I’m intrigued by the media reports concerning Jessica Lynch, the US soldier rescued after being held as a POW in Iraq. According to CNN (the same reports are also widely published elsewhere),

Iraqi doctors who treated former prisoner of war Jessica Lynch dismissed on Friday claims made in her biography that she was raped by her Iraqi captors.

[...]

Dr. Mahdi Khafazji, an orthopedic surgeon at Nasiriyah’s main hospital performed surgery on Lynch to repair a fractured femur and said he found no signs that she was raped or sodomized.

Khafazji, speaking at his private clinic in Nasiriyah, said he examined her extensively and would have detected signs of sexual assault. He said the examination turned up no trace of semen.

Why is nobody picking up on the fact that these doctors are ORTHOPODS? I can see them saying “she had no pelvic fractures.” I can even see them noting that “she had a pulse.” But “she wasn’t raped”?? Come on! Don’t try to tell me that these orthopedic surgeons stopped on their way to the O.R. so that they could perform a careful pelvic examination, including a wet mount of a vaginal swab to check under the microscope for sperm.

Give me a break.

There’s no way any orthopod is going to have a clue whether his patient has been raped, unless she tells him “I was raped” (and even then, odds are about 50/50 that won’t end up in the chart.
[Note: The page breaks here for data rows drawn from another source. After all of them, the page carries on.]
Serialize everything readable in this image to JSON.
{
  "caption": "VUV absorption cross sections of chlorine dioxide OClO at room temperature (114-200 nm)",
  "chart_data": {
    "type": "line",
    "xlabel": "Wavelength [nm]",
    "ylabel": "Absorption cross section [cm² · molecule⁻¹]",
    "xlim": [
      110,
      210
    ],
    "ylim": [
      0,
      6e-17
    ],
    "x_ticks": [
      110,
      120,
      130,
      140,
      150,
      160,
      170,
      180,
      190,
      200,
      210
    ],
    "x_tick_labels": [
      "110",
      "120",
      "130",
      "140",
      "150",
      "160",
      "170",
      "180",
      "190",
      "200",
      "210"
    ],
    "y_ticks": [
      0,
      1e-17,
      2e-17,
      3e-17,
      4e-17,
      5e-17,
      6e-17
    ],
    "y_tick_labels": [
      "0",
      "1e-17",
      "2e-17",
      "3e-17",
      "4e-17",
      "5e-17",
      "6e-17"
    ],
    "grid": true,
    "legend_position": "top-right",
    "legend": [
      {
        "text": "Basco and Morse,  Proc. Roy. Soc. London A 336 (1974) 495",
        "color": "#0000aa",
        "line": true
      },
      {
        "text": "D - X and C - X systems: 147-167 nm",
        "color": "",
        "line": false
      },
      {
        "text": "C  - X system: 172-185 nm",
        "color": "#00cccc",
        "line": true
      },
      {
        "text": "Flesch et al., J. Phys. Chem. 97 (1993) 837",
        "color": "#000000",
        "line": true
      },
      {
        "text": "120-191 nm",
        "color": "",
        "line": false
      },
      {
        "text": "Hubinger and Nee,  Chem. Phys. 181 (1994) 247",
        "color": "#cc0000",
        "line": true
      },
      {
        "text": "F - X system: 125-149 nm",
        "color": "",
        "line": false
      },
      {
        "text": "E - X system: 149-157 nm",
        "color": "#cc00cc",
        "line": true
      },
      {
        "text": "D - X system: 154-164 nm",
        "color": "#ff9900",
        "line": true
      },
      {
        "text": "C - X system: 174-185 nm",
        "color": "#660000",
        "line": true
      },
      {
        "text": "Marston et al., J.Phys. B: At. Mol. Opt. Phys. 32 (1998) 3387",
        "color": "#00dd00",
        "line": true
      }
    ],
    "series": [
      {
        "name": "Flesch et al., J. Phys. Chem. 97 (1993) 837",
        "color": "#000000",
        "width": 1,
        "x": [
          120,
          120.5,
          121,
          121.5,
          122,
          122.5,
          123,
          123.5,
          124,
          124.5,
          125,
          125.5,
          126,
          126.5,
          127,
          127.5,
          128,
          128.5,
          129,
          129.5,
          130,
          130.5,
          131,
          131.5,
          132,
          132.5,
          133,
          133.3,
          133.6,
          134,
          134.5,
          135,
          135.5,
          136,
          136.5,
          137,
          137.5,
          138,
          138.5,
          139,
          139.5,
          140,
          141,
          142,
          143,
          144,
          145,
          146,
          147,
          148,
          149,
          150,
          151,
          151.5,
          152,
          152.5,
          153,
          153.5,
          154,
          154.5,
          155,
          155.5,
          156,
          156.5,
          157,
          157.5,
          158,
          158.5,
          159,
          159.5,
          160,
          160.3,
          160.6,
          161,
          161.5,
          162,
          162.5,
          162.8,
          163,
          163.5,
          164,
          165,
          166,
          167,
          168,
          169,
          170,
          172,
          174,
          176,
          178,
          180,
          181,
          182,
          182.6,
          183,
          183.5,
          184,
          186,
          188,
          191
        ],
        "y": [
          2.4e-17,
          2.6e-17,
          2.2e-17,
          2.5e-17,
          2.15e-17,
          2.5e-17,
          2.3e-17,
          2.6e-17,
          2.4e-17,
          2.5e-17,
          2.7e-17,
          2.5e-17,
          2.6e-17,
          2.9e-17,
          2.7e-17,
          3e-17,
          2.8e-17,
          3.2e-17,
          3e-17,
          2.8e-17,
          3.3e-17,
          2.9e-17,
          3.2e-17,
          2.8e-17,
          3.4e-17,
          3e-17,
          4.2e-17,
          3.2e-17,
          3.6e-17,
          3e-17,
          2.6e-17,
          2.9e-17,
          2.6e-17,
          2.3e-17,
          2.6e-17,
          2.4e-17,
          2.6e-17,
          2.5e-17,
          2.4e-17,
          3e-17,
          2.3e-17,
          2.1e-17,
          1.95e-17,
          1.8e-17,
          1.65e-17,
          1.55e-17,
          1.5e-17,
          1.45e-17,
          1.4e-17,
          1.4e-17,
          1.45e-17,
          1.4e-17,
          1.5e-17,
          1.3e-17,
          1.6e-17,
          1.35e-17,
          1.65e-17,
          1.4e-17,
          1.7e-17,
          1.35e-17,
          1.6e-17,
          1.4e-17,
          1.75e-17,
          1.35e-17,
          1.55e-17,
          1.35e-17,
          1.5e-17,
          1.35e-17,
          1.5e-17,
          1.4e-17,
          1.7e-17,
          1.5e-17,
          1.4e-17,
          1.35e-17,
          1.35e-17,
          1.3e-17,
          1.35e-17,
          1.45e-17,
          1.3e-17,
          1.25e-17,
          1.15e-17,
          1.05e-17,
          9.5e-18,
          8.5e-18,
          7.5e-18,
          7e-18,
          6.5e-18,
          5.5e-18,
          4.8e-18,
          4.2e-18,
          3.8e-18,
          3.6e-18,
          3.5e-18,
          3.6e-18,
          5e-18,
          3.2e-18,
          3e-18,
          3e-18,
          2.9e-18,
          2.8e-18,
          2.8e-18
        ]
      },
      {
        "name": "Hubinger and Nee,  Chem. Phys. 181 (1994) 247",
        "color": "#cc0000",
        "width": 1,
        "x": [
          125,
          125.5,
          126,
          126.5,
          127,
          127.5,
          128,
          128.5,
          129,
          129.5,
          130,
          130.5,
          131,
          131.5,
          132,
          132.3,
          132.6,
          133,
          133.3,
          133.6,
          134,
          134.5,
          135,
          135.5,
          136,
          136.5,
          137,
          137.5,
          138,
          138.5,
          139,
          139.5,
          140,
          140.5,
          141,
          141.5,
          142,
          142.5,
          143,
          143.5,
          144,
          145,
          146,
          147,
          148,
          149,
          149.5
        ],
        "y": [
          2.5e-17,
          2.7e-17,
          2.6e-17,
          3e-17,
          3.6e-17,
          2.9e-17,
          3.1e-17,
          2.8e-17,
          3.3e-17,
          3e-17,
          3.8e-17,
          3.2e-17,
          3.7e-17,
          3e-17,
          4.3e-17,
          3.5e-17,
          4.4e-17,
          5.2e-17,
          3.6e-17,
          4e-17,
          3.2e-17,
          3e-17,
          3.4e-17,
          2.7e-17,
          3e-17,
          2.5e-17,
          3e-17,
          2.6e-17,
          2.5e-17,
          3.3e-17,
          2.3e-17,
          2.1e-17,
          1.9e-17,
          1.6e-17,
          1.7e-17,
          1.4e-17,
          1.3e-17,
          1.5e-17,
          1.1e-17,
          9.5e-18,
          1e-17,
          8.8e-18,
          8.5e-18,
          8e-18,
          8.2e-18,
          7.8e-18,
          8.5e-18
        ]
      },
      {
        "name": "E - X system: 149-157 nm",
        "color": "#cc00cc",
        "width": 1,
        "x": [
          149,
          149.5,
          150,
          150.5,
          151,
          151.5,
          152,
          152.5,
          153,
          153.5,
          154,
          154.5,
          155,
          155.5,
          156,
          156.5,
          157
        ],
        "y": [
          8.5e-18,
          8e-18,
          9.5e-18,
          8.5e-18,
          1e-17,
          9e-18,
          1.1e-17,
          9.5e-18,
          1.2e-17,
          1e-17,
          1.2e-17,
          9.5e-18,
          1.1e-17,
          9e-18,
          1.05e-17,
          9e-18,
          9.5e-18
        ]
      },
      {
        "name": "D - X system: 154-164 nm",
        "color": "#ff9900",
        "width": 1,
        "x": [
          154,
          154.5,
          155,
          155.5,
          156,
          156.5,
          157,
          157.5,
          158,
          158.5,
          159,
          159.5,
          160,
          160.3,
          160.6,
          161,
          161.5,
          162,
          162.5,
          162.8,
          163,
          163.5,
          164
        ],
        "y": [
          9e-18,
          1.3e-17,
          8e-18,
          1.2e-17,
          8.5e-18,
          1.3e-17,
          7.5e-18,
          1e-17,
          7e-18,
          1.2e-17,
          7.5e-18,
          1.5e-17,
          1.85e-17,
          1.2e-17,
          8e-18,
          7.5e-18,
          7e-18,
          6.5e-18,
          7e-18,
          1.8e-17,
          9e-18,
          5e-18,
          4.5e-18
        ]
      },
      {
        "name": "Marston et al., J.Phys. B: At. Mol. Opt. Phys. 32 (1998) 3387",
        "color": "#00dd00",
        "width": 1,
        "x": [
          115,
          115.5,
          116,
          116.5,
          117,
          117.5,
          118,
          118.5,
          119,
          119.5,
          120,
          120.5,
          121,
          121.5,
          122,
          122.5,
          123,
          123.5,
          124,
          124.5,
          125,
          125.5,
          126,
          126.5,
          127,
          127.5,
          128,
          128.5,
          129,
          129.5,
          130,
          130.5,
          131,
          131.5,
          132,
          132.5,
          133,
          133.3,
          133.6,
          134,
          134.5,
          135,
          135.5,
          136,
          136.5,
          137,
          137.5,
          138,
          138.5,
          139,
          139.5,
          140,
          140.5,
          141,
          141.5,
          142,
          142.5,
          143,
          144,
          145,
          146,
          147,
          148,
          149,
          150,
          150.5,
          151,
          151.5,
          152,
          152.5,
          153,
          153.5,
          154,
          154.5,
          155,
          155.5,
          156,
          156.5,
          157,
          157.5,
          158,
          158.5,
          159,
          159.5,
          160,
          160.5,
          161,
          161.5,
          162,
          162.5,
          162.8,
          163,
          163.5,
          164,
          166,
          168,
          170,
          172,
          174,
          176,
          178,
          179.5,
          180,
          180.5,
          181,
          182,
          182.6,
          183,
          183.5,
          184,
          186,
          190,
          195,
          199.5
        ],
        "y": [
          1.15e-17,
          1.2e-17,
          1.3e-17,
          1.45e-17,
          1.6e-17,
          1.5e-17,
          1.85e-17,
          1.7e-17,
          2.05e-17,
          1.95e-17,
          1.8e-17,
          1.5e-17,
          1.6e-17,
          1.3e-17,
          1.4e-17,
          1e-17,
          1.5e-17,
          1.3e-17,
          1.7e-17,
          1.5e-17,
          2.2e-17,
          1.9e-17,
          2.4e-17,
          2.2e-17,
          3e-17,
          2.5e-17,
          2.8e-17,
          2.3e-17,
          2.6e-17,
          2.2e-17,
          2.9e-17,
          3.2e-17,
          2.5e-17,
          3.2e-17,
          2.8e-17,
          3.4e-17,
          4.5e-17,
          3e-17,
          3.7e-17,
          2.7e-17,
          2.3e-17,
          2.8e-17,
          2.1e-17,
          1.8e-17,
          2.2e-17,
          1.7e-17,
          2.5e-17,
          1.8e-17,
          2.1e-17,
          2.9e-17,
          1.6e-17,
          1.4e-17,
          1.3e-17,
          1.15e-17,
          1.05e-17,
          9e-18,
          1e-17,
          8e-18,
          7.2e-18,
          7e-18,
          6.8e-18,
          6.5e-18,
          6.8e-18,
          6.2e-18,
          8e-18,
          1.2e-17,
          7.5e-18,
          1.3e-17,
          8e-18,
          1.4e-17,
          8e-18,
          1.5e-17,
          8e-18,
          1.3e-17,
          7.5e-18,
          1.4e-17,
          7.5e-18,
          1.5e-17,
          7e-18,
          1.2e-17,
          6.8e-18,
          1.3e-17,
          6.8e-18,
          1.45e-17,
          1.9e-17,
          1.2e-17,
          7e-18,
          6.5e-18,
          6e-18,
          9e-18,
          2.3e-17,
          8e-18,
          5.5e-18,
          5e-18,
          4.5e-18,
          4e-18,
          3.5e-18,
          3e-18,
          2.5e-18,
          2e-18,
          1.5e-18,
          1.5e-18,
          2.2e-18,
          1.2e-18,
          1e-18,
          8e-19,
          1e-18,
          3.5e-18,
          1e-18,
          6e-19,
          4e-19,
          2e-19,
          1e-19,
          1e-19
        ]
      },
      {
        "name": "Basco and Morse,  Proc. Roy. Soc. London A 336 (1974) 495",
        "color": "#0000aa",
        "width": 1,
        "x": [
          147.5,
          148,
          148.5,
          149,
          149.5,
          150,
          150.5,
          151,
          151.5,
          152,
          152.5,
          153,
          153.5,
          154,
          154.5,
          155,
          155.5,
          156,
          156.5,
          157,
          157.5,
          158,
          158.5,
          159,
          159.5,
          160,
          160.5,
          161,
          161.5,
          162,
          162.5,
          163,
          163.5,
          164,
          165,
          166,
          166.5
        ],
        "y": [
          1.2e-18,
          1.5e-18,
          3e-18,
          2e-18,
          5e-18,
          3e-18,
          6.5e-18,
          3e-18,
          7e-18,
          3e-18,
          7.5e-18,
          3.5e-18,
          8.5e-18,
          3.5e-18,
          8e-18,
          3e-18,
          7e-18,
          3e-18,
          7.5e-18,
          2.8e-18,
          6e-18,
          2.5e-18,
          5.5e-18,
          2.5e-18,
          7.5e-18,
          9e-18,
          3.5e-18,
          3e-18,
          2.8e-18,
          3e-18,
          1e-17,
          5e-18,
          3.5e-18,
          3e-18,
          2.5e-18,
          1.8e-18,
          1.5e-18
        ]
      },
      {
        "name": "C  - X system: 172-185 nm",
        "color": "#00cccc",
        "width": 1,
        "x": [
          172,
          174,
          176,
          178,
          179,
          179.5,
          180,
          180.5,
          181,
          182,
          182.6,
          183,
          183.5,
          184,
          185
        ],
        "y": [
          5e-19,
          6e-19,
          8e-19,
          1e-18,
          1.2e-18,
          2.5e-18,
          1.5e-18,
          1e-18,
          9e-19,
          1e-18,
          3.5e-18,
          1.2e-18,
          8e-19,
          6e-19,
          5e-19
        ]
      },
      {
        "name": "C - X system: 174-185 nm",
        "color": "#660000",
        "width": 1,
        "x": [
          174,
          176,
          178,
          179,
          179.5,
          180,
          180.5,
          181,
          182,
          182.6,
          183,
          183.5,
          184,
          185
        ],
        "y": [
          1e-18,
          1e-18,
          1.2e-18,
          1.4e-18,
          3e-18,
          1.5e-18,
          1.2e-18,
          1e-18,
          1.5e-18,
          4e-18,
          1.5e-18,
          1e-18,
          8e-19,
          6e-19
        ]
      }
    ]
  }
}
Have you ever SEEN orthopedic admission notes? “Comminuted fracture R mid-shaft femur. No known drug allergies. To OR for internal fixation.” Next note is 2 weeks later: “Patient d/c home, for f/u in 1 wk @ clinic.”)

Frankly even a gynecologist (or forensic pathologist, for that matter) is going to have a hard time being definitive about rape. There may be introital or vaginal abrasions, and there may be semen… but then again there may not. And the absence of evidence, as the saying goes, is not evidence of absence: just because there is no medical evidence of rape does not begin to suggest that no rape took place. PARTICULARLY when the medical “evidence” is a report by an orthopedic surgeon.

Nothing against orthopods, mind you. But, really, a pelvic exam? I don’t think so.